Investments in American mills
To the pulp supply, Cheung referenced the company’s August 2019 restart of its Old Town, Maine virgin pulp mill, which has a production capacity of about 160,000 metric tons per year. Nine Dragons acquired this mill, and three others in the U.S., in 2018, its first-ever U.S. acquisitions. The company installed recycled pulp lines at two of the U.S. mills, and currently has 218,000 metric tons of recycled pulp capacity in the U.S.
Nine Dragons plans to upgrade equipment at all four U.S. mills in the next two years, Cheung wrote.
The company is also moving quickly to secure recycled pulp production capacity closer to home. Two months ago, Nine Dragons purchased a Malaysian company with 480,000 metric tons per year of recycled pulp capacity on two machines.
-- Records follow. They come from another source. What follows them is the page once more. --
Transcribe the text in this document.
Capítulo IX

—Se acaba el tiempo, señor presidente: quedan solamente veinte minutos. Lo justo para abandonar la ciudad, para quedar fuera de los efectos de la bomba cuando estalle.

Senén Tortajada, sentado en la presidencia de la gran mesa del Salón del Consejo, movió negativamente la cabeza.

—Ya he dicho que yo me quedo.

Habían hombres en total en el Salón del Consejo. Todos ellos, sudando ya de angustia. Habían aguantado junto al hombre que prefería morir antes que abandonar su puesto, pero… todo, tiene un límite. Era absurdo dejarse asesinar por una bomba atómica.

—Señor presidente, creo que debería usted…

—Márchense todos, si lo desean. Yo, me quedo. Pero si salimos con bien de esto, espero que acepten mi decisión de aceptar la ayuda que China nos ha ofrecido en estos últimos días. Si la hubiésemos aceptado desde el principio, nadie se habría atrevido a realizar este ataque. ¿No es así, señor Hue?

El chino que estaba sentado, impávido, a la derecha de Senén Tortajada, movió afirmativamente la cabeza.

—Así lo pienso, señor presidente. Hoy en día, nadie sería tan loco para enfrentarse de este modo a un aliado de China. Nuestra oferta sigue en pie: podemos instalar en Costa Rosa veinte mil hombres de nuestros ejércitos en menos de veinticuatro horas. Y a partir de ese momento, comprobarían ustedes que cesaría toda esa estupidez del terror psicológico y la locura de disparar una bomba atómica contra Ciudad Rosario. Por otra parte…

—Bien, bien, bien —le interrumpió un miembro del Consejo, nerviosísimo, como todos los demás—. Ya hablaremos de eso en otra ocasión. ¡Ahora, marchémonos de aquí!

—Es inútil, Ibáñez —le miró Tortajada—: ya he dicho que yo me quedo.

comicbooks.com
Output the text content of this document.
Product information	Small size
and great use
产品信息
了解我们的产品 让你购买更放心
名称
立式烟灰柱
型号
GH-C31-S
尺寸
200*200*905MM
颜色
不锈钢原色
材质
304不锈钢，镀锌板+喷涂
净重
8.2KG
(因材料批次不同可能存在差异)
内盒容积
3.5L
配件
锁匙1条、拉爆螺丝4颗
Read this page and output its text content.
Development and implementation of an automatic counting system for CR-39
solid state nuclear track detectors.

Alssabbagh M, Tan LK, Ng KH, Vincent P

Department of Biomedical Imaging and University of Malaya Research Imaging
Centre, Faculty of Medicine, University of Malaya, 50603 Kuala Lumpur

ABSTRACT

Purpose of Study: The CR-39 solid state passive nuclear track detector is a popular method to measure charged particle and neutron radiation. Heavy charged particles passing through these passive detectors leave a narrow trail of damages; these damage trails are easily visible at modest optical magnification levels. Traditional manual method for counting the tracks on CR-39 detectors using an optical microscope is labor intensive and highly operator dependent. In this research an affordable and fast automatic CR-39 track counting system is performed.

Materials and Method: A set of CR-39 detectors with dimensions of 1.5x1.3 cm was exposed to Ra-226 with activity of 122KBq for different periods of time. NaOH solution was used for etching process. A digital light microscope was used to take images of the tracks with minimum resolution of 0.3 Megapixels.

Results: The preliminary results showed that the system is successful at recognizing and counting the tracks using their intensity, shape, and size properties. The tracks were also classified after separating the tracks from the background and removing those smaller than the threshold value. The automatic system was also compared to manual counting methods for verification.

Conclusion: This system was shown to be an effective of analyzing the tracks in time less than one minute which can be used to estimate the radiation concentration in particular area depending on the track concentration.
All told, between its U.S. and Malaysian production lines, the paper giant currently has more than 850,000 metric tons per year of pulp capacity.
And it has additional expansion plans, according to the Nine Dragons report, because “the amount of domestic recovered paper is expected not enough to satisfy the entire market demand.”
“The resulting supply gap in recovered paper would bring an impact to the paper manufacturing industry that should not be underestimated,” the report stated.
To avoid such a gap, Nine Dragons is looking to nearly double pulp production capacity in the next year, reaching 1.61 million metric tons per year by 2021.
Most of that increase will come from recycled pulp produced at the company’s U.S. mills. According to a production schedule included in the report, Nine Dragons plans to add:
- 240,000 metric tons of recycled pulp capacity at its Biron, Wis. mill by 2020.
- 60,000 metric tons of recycled pulp capacity at its Fairmont, W.Va. mill by 2020 and another 60,000 metric tons by 2021.
- 200,000 metric tons of recycled pulp capacity at its Rumford, Maine mill by 2020 and 80,000 tons of virgin pulp capacity by 2020.
- 115,000 tons of virgin pulp capacity at its Old Town, Maine mill by 2021.
These moves will give Nine Dragons “a better control over the stability of raw material supply as well as the quality and cost efficiencies of production,” Cheung wrote.
Looking at the appetite Nine Dragons and other Chinese companies have for recovered fiber, Yang of Newport CH acknowledged it’s hard to imagine all fiber imports into China being cut off. Despite current bans, China remains by far the largest buyer of U.S. recovered fiber.
But looking to the recent past provides some context.
“We also said the same thing about plastics earlier, and they were serious about plastics,” Yang noted. “We said it about mixed paper. … When they say they’re going to cut it off, they cut it off.”